CABS: Conflict-Aware and Balanced Sparsification for Enhancing Model Merging
Zongzhen Yang, Binhang Qi, Hailong Sun, Wenrui Long, Ruobing Zhao, Xiang Gao
TL;DR
CABS presents a conflict-aware and balanced sparsification framework for merging multiple task-tuned models by applying sequential, non-overlapping pruning (CA) and block-based balanced pruning (BS) to task vectors. Theoretical analysis shows that non-overlapping task vectors become orthogonal, eliminating cross-term interference during merging and enabling independent scaling of task contributions with coefficients λ. Extensive experiments on small and large language models across diverse benchmarks demonstrate that CABS consistently outperforms existing methods and even surpasses an ideal per-task baseline, establishing its robustness and scalability.
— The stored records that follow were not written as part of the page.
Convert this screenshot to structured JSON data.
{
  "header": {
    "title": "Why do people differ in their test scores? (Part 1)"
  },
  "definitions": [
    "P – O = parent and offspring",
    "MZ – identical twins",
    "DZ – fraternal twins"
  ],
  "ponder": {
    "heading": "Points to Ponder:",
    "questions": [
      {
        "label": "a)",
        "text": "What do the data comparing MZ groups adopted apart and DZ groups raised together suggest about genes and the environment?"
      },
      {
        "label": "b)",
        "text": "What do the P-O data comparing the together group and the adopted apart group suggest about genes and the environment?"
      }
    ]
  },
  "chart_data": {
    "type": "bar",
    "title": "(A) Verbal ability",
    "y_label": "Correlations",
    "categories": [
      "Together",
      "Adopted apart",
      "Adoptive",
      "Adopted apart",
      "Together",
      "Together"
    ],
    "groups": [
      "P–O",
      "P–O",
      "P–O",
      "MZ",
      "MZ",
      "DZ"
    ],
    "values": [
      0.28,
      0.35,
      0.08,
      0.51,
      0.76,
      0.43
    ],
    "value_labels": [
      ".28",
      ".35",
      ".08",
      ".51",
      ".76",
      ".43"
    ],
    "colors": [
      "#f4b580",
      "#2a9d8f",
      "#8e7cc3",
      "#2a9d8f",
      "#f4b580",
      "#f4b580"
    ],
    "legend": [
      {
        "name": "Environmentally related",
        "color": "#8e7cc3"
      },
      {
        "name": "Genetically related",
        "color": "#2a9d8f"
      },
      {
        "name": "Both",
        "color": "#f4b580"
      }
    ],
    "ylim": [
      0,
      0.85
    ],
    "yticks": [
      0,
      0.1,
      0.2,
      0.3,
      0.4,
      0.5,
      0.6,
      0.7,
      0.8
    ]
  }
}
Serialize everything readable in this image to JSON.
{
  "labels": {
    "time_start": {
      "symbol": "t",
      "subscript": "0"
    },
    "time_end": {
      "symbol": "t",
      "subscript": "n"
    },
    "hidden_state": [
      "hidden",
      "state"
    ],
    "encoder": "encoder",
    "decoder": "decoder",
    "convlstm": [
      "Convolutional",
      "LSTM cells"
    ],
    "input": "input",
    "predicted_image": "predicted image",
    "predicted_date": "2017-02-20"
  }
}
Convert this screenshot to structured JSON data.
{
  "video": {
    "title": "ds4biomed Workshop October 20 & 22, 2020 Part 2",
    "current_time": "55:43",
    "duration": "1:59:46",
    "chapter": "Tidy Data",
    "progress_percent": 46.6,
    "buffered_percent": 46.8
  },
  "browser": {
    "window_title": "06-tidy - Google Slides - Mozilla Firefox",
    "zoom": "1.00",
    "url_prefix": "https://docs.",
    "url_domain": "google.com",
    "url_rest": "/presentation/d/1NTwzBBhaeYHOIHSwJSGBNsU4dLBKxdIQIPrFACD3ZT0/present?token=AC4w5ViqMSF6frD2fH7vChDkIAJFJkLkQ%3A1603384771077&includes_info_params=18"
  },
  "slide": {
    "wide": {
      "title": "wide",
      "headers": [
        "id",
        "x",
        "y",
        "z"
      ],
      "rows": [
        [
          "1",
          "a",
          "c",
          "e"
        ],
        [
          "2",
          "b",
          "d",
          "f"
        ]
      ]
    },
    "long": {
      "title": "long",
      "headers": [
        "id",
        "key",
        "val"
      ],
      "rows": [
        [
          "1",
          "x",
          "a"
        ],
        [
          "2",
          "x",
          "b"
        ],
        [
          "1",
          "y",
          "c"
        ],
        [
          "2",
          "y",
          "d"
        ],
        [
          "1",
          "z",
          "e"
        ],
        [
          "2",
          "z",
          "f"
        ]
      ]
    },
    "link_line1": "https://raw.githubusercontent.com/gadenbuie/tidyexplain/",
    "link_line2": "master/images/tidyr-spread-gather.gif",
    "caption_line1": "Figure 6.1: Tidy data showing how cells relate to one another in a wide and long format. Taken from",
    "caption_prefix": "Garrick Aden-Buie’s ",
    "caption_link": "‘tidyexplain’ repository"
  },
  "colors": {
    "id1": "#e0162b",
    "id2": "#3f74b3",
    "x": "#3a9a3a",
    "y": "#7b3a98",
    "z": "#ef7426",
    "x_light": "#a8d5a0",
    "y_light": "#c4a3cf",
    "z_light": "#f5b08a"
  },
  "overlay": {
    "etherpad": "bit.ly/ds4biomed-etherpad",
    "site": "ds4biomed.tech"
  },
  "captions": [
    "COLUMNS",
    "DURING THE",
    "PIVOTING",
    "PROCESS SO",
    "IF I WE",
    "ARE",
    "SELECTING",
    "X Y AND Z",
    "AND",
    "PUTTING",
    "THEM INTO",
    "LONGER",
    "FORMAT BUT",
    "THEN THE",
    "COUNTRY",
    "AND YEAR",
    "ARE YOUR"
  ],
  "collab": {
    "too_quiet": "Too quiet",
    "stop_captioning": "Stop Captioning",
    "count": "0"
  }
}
The practical impact lies in enabling more reliable, high-performance multitask models with limited retraining and efficient merging, applicable across architectures and languages. Limitations include reliance on identical architectures and hyperparameter tuning, with future work aimed at heterogeneous architectures and automated hyperparameter search.
Abstract
Model merging based on task vectors, i.e., the parameter differences between fine-tuned models and a shared base model, provides an efficient way to integrate multiple task-specific models into a multitask model without retraining. Recent works have endeavored to address the conflicts between task vectors, one of the significant challenges faced by model merging, through sparsification; however, two issues significantly limit their performance: high parameter overlap and unbalanced weight distribution. To address these issues, we propose a simple, yet effective framework called CABS (Conflict-Aware and Balanced Sparsification), consisting of Conflict-Aware Sparsification (CA) and Balanced Sparsification (BS). CA can reduce parameter overlap by applying masks during sequential pruning, ensuring that each task vector retains distinct, non-overlapping parameters. BS leverages $n$: $m$ pruning to preserve critical weights while maintaining an even distribution across layers. Our comprehensive experiments demonstrate that CABS outperforms state-of-the-art methods across diverse tasks and model sizes.